Now, 9 years removed from the decision to stay home with my kids, I have an interesting perspective on things. I just want to begin by saying that this was the single MOST important decision I have ever made. I also want everyone to know, that I made the correct decision when I chose to stay home with my son and then my daughter 4 years later.
The Rough Start
It started out a bit bumpy, but I soon got the hang of it. Here I was staying home with an infant boy, who was not a good sleeper, and having very little idea as to what to do was difficult. I found myself calling my mother on several occasions for advice. I kept telling my mom how hard this was, and she would just chuckle and tell me that I was fine. She actually said to me that I would be just fine and know what to do, simply because there was no alternative. Thinking back on that, I now see that she meant that I would succeed at this fatherhood thing because my son is depending on me … and I know that. Even now, it doesn’t make a whole hell of a lot of sense, but I do get it. Even my mistakes were right … because I always had my son’s best interest at heart. When my daughter joined us, I found that the difficulty increased. Anyone who tells you that the second child is a breeze, is flat-out lying to you, In my humble opinion, it all becomes twice as hard.

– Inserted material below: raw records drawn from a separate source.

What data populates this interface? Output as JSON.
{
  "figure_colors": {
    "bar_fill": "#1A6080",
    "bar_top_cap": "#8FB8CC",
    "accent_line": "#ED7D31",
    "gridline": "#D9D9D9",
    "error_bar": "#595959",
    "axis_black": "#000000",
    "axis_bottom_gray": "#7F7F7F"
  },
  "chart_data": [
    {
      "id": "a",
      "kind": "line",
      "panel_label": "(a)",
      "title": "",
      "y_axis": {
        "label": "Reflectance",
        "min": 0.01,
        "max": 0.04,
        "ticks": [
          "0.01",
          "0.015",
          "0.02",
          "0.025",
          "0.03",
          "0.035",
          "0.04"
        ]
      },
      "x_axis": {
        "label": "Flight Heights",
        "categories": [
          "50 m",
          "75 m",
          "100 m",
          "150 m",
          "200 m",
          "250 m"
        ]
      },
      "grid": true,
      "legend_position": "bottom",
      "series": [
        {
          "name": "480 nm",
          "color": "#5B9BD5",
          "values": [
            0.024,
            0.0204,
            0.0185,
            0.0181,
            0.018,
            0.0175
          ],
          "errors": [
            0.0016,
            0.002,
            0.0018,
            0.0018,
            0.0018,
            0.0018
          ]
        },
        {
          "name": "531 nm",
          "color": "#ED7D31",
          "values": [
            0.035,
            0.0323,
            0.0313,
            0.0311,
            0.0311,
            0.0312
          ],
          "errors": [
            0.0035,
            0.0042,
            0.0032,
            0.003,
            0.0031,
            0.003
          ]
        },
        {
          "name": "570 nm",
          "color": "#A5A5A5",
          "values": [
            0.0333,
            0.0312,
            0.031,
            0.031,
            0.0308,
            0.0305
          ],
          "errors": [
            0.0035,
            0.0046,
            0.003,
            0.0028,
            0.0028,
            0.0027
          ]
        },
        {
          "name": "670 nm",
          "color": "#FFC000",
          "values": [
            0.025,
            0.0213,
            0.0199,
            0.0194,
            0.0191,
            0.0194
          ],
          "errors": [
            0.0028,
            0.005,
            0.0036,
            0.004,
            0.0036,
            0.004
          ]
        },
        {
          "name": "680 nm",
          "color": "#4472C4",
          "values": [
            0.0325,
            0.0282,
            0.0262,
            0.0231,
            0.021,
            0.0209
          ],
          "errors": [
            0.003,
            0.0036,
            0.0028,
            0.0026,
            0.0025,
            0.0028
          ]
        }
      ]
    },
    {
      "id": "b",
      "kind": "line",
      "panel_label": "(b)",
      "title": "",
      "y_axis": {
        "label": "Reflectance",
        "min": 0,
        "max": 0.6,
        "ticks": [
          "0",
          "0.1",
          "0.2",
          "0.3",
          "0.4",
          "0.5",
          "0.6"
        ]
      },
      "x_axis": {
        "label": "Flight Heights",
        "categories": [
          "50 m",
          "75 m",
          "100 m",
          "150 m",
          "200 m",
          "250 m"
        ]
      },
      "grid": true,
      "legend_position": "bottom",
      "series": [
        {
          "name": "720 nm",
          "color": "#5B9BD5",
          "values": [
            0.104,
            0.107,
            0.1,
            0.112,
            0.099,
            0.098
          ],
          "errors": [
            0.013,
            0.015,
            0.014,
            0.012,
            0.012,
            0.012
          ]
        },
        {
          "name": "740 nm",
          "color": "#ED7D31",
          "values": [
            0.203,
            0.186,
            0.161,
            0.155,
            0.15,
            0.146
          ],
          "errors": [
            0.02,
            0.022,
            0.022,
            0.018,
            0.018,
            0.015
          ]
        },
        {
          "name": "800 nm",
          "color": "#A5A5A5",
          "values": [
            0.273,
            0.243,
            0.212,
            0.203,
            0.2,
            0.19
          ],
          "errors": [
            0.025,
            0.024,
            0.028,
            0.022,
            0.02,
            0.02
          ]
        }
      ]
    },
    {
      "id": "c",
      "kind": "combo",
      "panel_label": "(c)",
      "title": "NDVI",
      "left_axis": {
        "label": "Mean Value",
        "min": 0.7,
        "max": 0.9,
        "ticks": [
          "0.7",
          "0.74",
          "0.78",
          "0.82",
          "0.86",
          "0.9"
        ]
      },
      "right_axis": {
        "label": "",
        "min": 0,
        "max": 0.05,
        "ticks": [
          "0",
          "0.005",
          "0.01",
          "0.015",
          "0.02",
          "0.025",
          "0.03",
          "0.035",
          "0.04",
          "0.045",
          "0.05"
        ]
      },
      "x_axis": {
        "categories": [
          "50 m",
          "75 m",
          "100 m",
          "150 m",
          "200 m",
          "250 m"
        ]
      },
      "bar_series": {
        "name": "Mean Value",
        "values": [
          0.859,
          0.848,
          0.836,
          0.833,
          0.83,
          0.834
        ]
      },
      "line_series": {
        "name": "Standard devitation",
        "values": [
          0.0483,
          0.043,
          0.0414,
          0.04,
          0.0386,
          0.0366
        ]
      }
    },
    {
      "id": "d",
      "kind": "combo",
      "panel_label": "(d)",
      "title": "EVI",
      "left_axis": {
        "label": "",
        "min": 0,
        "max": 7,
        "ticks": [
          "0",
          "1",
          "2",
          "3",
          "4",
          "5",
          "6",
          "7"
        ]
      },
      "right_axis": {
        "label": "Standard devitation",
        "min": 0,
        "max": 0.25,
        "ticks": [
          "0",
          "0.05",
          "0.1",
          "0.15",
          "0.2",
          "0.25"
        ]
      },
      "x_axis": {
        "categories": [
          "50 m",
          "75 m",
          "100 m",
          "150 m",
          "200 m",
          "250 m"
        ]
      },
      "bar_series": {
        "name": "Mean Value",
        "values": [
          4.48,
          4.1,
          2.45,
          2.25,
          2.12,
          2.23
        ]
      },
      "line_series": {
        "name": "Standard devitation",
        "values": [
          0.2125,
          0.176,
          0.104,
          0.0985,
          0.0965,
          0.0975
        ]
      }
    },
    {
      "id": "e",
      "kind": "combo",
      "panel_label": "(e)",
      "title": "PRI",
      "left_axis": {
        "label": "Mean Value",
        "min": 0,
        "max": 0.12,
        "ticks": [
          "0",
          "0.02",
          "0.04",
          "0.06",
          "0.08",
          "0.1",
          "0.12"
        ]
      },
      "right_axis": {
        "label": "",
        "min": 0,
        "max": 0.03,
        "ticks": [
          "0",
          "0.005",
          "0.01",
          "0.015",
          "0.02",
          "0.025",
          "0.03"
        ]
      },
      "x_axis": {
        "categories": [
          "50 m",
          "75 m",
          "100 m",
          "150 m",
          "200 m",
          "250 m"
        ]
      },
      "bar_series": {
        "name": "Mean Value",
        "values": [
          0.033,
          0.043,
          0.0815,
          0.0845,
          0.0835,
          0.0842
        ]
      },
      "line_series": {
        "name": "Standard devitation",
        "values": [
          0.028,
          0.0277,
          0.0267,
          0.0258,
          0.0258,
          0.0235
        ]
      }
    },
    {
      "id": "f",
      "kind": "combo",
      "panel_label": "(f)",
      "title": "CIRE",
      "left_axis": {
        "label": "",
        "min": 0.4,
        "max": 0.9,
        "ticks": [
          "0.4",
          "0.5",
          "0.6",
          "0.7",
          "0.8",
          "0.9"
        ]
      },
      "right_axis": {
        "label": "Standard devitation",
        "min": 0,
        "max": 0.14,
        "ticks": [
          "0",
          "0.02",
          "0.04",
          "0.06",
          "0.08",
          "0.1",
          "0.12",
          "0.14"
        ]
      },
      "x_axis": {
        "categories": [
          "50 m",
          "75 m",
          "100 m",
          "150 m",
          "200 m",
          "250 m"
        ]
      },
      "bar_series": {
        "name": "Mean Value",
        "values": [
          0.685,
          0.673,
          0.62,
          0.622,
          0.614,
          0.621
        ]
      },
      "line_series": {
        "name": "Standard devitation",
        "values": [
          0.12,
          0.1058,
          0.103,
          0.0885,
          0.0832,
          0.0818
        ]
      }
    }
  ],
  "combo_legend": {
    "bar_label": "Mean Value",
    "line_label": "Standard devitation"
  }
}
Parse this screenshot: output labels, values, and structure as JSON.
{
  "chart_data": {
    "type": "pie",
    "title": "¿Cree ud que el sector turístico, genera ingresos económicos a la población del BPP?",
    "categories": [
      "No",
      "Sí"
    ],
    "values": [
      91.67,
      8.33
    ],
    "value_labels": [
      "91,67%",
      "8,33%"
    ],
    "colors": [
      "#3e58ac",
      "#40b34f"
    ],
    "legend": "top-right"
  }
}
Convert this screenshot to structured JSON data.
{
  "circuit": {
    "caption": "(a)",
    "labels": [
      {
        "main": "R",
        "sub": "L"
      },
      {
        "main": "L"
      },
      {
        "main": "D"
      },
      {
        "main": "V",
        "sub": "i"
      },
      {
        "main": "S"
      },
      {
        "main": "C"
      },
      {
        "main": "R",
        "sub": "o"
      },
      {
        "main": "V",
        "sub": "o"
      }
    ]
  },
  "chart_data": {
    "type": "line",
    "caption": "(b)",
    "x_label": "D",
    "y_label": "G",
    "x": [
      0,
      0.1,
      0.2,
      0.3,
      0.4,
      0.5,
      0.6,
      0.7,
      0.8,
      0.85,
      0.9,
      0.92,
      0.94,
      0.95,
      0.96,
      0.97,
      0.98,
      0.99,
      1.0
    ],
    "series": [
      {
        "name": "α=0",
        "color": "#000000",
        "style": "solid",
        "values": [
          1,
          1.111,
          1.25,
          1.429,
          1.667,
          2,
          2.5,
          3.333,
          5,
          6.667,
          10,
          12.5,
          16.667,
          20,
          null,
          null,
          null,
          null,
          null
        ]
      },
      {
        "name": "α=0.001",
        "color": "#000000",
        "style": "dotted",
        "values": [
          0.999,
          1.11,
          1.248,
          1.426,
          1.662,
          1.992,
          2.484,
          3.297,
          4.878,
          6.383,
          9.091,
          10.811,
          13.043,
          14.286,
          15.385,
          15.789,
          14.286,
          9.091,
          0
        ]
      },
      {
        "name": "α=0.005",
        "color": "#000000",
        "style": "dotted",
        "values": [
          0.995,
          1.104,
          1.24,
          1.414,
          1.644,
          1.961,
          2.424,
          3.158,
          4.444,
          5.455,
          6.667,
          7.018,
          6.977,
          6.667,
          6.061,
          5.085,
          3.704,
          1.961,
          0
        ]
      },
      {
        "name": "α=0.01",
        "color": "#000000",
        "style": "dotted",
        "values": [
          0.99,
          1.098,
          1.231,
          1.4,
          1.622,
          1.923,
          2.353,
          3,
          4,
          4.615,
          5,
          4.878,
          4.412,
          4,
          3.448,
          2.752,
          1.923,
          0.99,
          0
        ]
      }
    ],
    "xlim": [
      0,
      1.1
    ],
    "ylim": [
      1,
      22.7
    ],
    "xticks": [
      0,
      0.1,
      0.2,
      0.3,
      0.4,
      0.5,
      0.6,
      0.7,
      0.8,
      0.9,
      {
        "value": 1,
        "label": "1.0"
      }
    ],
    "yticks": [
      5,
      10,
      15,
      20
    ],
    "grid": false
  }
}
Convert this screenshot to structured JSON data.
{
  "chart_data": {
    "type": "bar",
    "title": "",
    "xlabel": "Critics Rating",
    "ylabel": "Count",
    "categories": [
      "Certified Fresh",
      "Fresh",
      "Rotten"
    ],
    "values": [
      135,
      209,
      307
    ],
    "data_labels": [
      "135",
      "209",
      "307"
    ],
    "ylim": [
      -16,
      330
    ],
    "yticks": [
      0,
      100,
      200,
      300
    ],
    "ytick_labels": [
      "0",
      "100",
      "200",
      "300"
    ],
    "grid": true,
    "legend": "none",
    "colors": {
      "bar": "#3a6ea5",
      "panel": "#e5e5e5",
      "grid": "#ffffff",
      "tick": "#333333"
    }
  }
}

I had my ups and downs. I got to walk the neighborhood with my stroller. I got to go to the public library classes for toddlers. Pump-it-Up became one of my favorite places. I learned all about patience and understanding from my kids. My time-management skills became much better. And yes, there were the sleepless nights, the projectile vomiting, the constant crying and other factors that I struggled with, but (to sound a bit cliché) it was all worth it. Today, my son is 11 and my daughter is 7. I feel very proud to say that I raised them both. I finally went back to work part-time last year and full-time this year.
Here is the thing though … Yes, I do miss being at home with them … Yes, there seems to be a lot of things around the house that don’t get done because I am at work during the day … Yes, the additional income is helpful … but the biggest adjustment has been me getting used to the kids becoming more and more independent. It actually saddens me to think that they don’t need me as much anymore. I dread the years to come when I have to grapple with the realization that they don’t need me at all anymore. I know, in some way they will always need me, but that doesn’t change the fact that this is my biggest fear.